If I want to match DEF_23 using the following regexp:
expect {
-re "DEF_\[0-9]*"
set result $expect_out(1,string)
}
why does it say no such element in array?
How does $expect_out work, and how can I capture the DEF using a regexp and assign it to the variable result?
You're looking for expect_out(0,string) -- the array element 1,string would be populated if you had capturing parentheses in your regular expression.
The expect manpage documents the use of expect_out in the documentation of the expect command:
Upon matching a pattern (or eof or full_buffer), any matching and previously unmatched output is saved in the variable expect_out(buffer). Up to 9 regexp substring matches are saved in the variables expect_out(1,string) through expect_out(9,string). If the -indices flag is used before a pattern, the starting and ending indices (in a form suitable for lrange) of the 10 strings are stored in the variables expect_out(X,start) and expect_out(X,end) where X is a digit, corresponds to the substring position in the buffer. 0 refers to strings which matched the entire pattern and is generated for glob patterns as well as regexp patterns.

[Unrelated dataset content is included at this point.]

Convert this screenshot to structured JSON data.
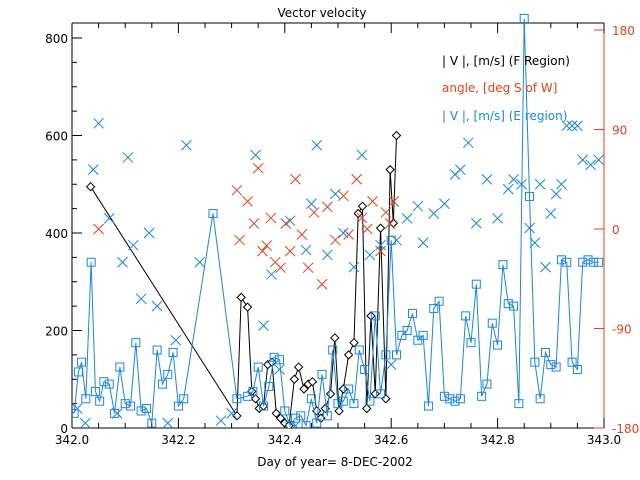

There is an illustrative example in the manpage.
It seems that the above explication is not precise! Check this example:
$ cat test.exp
#!/usr/bin/expect
set timeout 5
log_user 0
spawn bash
send "ls -1 db*\r"
expect {
-re "^db.*$" {
set bkpfile $expect_out(0,string)
}
}
send_user "The filename is: $bkpfile\n"
close
$ ls -1 db*
dbupgrade.log
$ ./test.exp
can't read "bkpfile": no such variable
while executing
"send_user "The filename is: $bkpfile\n""

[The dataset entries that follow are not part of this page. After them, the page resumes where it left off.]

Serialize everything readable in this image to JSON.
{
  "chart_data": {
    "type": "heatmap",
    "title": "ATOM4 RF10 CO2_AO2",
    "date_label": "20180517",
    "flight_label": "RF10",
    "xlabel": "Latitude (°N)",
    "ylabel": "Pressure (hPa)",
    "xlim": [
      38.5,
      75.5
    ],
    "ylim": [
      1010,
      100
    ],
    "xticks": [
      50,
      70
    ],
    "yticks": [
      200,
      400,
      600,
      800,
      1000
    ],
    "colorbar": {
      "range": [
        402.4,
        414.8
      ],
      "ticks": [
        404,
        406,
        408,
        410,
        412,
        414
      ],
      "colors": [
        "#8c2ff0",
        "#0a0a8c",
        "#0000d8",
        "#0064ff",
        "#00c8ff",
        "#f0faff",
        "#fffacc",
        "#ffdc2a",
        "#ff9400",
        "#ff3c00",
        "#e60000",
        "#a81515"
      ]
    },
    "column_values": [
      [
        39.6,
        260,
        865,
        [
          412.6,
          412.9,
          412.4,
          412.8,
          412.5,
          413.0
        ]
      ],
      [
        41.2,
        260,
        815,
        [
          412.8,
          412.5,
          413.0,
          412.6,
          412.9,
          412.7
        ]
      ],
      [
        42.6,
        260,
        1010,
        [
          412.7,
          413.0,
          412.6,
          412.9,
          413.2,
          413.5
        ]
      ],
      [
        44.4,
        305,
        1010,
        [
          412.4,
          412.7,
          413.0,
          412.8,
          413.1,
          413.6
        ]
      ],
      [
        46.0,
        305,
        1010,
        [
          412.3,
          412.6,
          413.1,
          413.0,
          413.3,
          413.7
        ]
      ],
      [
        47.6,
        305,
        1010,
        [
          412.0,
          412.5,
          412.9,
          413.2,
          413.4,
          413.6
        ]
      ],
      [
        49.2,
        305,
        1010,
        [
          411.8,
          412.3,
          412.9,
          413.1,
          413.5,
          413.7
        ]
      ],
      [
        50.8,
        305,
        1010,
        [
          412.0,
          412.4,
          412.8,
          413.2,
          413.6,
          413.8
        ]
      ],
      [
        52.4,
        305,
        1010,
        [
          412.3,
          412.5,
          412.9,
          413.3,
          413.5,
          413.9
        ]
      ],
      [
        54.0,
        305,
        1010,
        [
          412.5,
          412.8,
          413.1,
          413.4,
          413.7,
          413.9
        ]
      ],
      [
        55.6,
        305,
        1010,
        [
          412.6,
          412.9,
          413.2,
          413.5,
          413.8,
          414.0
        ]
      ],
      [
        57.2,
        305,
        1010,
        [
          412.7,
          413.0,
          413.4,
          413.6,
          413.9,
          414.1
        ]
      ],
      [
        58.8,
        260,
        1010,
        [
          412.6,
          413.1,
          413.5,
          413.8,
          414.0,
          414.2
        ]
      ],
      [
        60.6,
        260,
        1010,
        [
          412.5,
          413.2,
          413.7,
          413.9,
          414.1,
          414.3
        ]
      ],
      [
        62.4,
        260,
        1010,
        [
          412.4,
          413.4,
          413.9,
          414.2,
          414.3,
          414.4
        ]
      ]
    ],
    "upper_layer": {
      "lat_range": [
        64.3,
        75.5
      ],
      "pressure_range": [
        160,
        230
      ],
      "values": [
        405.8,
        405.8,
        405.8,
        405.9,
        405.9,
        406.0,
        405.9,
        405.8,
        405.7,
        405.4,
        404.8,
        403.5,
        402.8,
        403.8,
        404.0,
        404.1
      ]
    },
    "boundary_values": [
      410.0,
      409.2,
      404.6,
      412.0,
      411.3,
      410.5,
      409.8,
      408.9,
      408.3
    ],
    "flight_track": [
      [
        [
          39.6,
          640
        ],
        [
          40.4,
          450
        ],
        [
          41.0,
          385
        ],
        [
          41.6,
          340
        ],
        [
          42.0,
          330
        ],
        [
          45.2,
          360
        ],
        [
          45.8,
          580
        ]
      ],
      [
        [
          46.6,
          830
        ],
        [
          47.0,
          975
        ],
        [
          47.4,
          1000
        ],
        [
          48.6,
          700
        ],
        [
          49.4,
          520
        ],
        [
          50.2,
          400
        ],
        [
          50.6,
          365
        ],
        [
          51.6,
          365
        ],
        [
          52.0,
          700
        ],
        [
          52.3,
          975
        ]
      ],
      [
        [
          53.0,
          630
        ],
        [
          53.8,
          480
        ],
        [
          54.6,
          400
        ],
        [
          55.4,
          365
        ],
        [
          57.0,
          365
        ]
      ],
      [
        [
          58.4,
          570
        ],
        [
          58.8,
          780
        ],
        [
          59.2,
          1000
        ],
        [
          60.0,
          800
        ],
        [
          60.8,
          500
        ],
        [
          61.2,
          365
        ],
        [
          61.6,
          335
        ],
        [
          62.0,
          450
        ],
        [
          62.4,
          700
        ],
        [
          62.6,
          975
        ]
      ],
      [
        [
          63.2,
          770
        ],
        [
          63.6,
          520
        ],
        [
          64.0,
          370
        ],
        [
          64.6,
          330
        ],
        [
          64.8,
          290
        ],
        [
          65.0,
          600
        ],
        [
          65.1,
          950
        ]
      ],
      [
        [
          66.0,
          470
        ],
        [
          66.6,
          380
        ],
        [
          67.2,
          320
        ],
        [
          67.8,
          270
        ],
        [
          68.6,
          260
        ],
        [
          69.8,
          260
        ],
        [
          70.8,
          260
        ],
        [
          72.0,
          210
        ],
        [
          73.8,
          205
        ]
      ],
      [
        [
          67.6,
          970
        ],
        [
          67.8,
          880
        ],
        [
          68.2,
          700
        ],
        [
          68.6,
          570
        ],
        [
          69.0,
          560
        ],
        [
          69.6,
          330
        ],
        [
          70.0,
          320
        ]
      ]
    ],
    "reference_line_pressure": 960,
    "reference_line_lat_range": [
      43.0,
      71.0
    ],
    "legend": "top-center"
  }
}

(file "./test.exp" line 15)
$
The test result is the same when $expect_out(1,string) or $expect_out(buffer)is used. Am I missing something or this is the expected behavior?
Aleksandar - it should work if you change the match to "\ndb.*$".
If you turn on exp_internal 1, you will see the buffer contains something like this: "ls -1 db*\r\ndbupgrade.log\r\n08:46:09"
So, the caret (^) will throw your pattern match off.